Autoverladung Bremerhaven
© ReutersAutoverladung in Bremerhaven: Deutschland ist wirtschaftlich eine Supermacht
Das deutsche Jobwunder machte die Hartz-Reformen zum Vorbild für die Krisenländer Europas. Eine neue Studie räumt mit diesem Mythos auf: Nicht die Agenda 2010 habe Deutschland zum ökonomischen Superstar gemacht, sondern die Unabhängigkeit der Betriebe und der Gewerkschaften vom Staat.

So einig wie bei der Agenda 2010 hat man Europa selten erlebt. Die vor gut einem Jahrzehnt gestartete Reform - besser bekannt unter dem Namen Hartz - habe Deutschland zu dem gemacht, was es heute ist: eine wirtschaftliche Supermacht mit niedrigen Arbeitslosenzahlen und einem starken Selbstbewusstsein.
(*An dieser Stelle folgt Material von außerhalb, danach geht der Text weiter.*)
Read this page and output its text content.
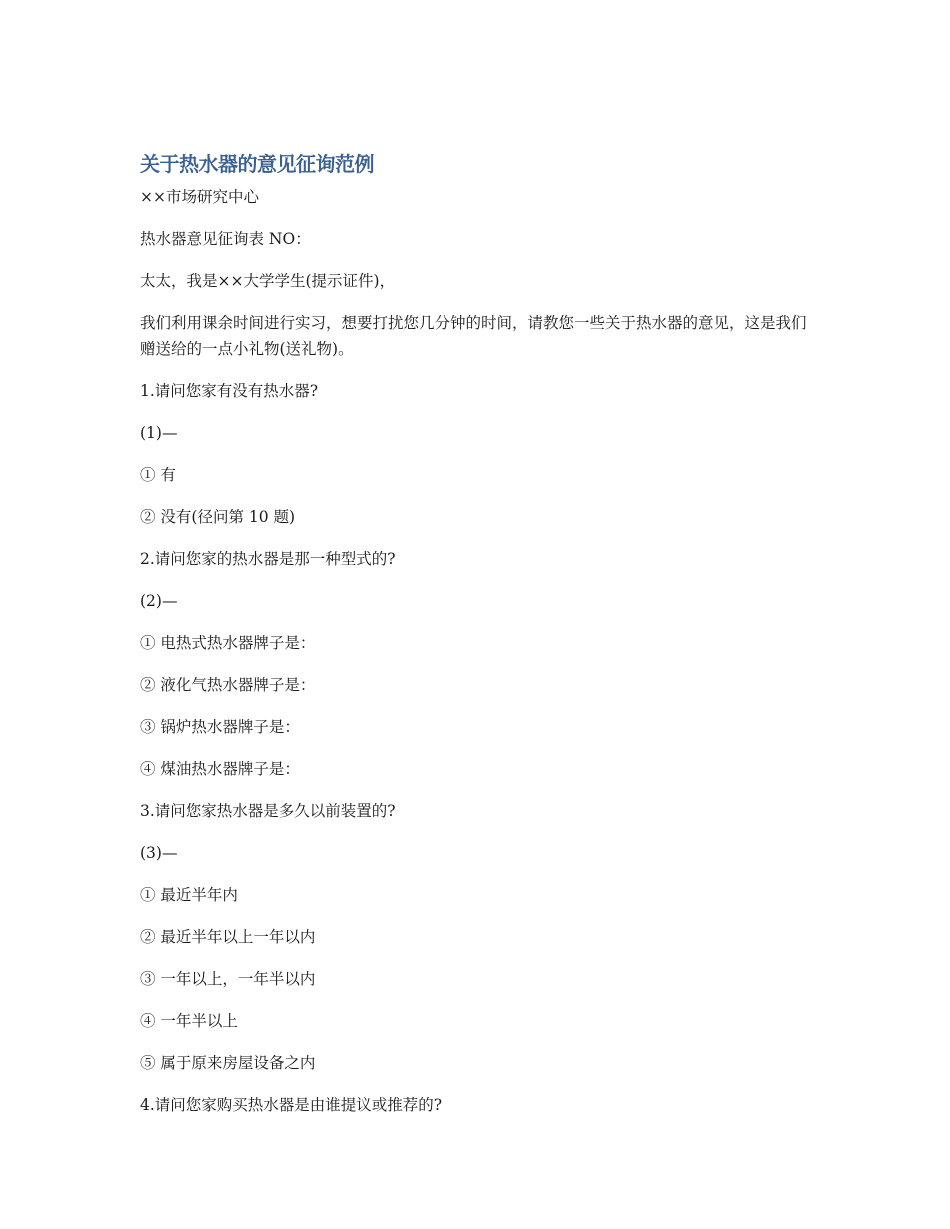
关于热水器的意见征询范例

××市场研究中心

热水器意见征询表 NO：

太太，我是××大学学生(提示证件)，

我们利用课余时间进行实习，想要打扰您几分钟的时间，请教您一些关于热水器的意见，这是我们赠送给的一点小礼物(送礼物)。

1.请问您家有没有热水器?

(1)—

① 有

② 没有(径问第 10 题)

2.请问您家的热水器是那一种型式的?

(2)—

① 电热式热水器牌子是：

② 液化气热水器牌子是：

③ 锅炉热水器牌子是：

④ 煤油热水器牌子是：

3.请问您家热水器是多久以前装置的?

(3)—

① 最近半年内

② 最近半年以上一年以内

③ 一年以上，一年半以内

④ 一年半以上

⑤ 属于原来房屋设备之内

4.请问您家购买热水器是由谁提议或推荐的?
Doch so einmütig Kanzlerin Angela Merkel, ihr Vorgänger Gerhard Schröder oder etwa der französische Ex-Präsident Nicolas Sarkozy auch sind - sie alle haben unrecht. Das zumindest behaupten die vier Autoren einer neuen Untersuchung, die in der kommenden Woche im renommierten Journal of Economic Perspectives erscheint und Spiegel Online vorliegt.

Mit dem Mythos aufräumen

Der vielbeachtete Wandel Deutschlands vom "kranken Mann Europas zum ökonomischen Superstar" werde fälschlicherweise immer wieder mit den Hartz-Reformen in Verbindung gebracht, schreiben die Autoren. Dabei sei ein Mythos entstanden, mit dem dringend aufgeräumt werden müsse. Denn Hartz habe lediglich dabei geholfen, die Langzeitarbeitslosigkeit einzudämmen. Die Wettbewerbsfähigkeit Deutschlands hätten die Instrumente - wie etwa flexibilisierte Leiharbeit oder die Einführung von Minijobs - dagegen kaum gesteigert.

Dagegen gibt es der Studie zufolge ein anderes deutsches Wundermittel: nämlich die einzigartige Unabhängigkeit der Tarifpartner vom Staat und die damit verbundene freie Entscheidung über Löhne, die Branchen, die Größe und konjunkturelle Lage von Unternehmen berücksichtigt.

Der Deutsche Weg

Die Ergebnisse bergen politischen Zündstoff, denn sie räumen radikal mit den bisherigen Vorstellungen davon auf, wie Europa seine Krise in den Griff bekommen soll. Gerade den südeuropäischen Sorgenstaaten mit sehr hohen Erwerbslosenquoten und schwachen Exporten wird immer wieder geraten, sich bei den Arbeitsmarktreformen an Deutschland zu orientieren.

Aber auch hier winken die Autoren ab und erinnern an die einmaligen Entwicklungen in der Bundesrepublik. So hätten die extremen wirtschaftlichen Veränderungen nach dem Mauerfall in Deutschland schon ab Mitte der neunziger Jahre dazu geführt, dass die Löhne real sanken. In der Folge fielen die Lohnstückkosten, welche die Arbeitskosten in Relation zur Produktivität setzen, flächendeckend über alle Industriezweige - und das verbesserte die Wettbewerbsfähigkeit der deutschen Exportindustrie langfristig deutlich.

Anders gesagt: Als Schröder 2003 die Hartz-Reformen einleitete, waren die wichtigsten Weichen von Unternehmen und Mitarbeitern schon Jahre zuvor gestellt worden. In der schweren Rezession ab 2008 sorgten - neben der Kurzarbeit - vor allem wieder die Tarifpartner dafür, dass die Unternehmen keine Lohnerhöhungen stemmen mussten, die sie womöglich in die Knie gezwungen hätten.

Kritisch gegenüber dem Mindestlohn

Die Studienautoren Christian Dustmann, Uta Schönberg (beide University College London), Alexandra Spitz-Oener (Humboldt Universität) und Bernd Fitzenberger (Universität Freiburg) sind daher skeptisch, wenn es darum geht, die Hartz-Reformen "holzschnittartig" auf andere Länder zu übertragen.

In Ländern wie Italien und Frankreich sei die Lohnfindung von weitaus zentralisierten und gesetzlich stärker verankerten Arbeitsmarktinstitutionen geprägt als in Deutschland. Reformen seien daher enorm vom politischen Prozess abhängig. "Ob diese Länder in absehbarer Zeit eine ähnliche Verbesserung ihrer Wettbewerbsfähigkeit erreichen können, ist fraglich", sagt Dustmann.

Mindestlohn "ein Schritt zu weniger Autonomie im Tarifsystem"

Doch auch in Deutschland warnen die Autoren vor Rückschritten. Der von der Bundesregierung geplante gesetzliche Mindestlohn sei "ein Schritt zu weniger Autonomie im Tarifsystem". Allerdings dürfe wie schon bei den Hartz-Reformen die Bedeutung einer Lohnuntergrenze auf das gesamte starke Gefüge nicht überschätzt werden.